Major advantage to property funds when compared to direct investment is convenience and liquidity, and additionally, returns from property funds are exempted from personal income tax as well. However, the market capital for property fund in Thailand is approximately 500 million baht while the turnover rate is around 50,000 baht/day or 0.01 percent. In other words, though The Security and Exchange Commission plan to increase the market capital to 1,000 million baht, the market size is still very small.  Consequently, investors may encounter lack of liquidity problem in buying/selling unit of property fund. Nevertheless, according to Dr. Santi Kiranand, Senior Vice President of Group Head Market Development of The Stock Exchange of Thailand, the size does not matter for property fund in providing security and stable income. Investing in property funds should depend on individual investor, and the government should play a crucial role in providing sufficient information as well as educating investor in order to increase awareness and stimulate market demand.

 

 Mr. Therdsak Thaveeteratham, Senior Vice President of Research Division of Asia Plus Securities Public Company Limited said that property fund investment allow for general diversification within an investment portfolio.

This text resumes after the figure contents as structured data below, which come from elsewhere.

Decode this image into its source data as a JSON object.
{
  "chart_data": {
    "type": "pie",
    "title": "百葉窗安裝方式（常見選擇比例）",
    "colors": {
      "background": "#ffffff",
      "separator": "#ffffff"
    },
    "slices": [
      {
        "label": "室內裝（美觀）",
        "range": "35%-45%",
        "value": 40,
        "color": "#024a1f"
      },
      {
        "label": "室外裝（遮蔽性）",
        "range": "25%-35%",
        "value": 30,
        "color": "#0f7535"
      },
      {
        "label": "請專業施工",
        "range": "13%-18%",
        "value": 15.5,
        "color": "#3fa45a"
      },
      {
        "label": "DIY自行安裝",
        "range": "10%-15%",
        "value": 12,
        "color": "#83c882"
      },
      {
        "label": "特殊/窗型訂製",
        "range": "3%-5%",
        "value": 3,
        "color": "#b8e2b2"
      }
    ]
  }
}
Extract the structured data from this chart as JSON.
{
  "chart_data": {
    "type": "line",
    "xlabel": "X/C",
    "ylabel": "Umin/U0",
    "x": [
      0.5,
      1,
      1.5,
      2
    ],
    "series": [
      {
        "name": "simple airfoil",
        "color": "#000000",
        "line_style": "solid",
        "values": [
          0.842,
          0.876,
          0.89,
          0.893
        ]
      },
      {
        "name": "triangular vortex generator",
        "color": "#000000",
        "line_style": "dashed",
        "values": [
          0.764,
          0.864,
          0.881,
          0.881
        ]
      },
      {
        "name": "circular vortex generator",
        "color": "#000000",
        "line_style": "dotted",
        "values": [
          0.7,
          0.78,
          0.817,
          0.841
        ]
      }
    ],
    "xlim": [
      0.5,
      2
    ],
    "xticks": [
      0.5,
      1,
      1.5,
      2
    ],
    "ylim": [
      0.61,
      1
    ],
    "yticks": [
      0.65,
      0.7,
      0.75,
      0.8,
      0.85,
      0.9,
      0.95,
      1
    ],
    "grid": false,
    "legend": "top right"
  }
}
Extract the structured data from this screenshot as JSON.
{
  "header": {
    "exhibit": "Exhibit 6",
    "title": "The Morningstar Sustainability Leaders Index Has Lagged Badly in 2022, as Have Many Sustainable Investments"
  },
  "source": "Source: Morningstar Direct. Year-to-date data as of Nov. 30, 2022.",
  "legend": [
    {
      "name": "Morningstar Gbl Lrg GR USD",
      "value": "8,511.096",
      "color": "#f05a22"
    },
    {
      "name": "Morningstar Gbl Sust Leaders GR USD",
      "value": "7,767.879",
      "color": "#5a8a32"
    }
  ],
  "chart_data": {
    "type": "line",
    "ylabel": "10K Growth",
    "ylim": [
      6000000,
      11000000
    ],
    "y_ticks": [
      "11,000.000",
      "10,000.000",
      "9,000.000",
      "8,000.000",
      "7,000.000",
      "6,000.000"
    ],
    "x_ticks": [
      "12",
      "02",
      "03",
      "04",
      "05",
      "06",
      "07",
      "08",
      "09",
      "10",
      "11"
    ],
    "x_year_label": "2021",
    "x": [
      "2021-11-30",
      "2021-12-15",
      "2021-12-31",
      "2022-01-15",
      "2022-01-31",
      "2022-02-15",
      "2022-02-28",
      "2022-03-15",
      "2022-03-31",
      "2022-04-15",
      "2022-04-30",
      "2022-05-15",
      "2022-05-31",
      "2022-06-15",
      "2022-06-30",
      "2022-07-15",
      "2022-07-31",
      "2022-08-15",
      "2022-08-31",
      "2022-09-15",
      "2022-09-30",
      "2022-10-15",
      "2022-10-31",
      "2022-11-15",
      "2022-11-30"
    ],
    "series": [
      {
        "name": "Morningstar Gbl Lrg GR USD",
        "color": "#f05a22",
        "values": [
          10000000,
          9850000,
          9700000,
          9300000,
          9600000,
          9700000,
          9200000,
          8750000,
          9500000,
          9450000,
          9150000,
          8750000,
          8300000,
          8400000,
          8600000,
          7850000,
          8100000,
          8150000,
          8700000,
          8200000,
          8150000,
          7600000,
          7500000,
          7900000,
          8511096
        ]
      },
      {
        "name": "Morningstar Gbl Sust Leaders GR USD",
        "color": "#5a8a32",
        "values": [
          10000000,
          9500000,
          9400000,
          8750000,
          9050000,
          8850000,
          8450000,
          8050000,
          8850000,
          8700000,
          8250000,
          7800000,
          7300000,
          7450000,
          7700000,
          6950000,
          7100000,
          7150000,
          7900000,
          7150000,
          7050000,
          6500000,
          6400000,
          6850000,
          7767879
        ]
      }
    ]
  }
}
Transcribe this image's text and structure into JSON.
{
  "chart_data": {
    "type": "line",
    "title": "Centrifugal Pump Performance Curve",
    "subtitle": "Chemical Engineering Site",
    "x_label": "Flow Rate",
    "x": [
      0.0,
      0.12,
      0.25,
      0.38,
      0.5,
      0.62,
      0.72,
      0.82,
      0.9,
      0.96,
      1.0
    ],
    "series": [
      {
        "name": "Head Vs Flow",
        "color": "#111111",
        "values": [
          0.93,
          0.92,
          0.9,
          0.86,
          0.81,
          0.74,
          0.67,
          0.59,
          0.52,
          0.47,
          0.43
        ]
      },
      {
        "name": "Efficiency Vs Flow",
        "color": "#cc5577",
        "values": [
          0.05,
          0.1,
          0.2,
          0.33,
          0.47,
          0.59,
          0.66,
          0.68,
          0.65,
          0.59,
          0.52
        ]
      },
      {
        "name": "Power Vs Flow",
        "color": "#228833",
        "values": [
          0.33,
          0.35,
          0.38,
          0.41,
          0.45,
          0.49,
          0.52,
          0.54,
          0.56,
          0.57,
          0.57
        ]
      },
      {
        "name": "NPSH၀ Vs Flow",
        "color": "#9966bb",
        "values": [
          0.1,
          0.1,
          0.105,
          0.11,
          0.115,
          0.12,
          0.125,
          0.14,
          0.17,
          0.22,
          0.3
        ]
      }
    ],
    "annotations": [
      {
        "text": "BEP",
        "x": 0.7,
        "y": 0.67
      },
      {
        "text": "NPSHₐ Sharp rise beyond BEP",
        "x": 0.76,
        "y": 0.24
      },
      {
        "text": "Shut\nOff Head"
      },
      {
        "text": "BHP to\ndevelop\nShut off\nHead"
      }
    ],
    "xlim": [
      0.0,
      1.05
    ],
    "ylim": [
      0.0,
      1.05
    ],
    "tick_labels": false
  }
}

Investors can reduce their risk exposure by investing in different classification of property funds such as shopping complex, hotel, factory and office building, and they can diversify through location of each property fund as well. Mr. Therdsak also recommends investors to invest in airport property fund since it offers the highest dividend yield of 13.81 percent with a minimum guaranteed return of 6 percent. At present, Thailand has only 1 airport property fund, which is the Samui Airport. Moreover, shopping complex is another attractive investment. Although the economic is in a recession, individual still need to spend on consumption.  This type of fund provides approximately 11.4percent and investors normally hold investment in long term leasehold with three-year contracts.

 

For all the above reason, property funds are interesting investment opportunity.  Yet, investors should have clear objective of why they are investing. If the investors aim at speculation or wealth accumulation in short term, investing in stocks such as property stocks will be more suitable. Or if the investors have objective in capital preservation, then investing in government bond or bank deposit will be more appropriate. However, property fund will only be apposite when investors intend to diversify their investment portfolio and build long term secure income. Thus, investors must keep in mind that property fund is a buy and hold investment.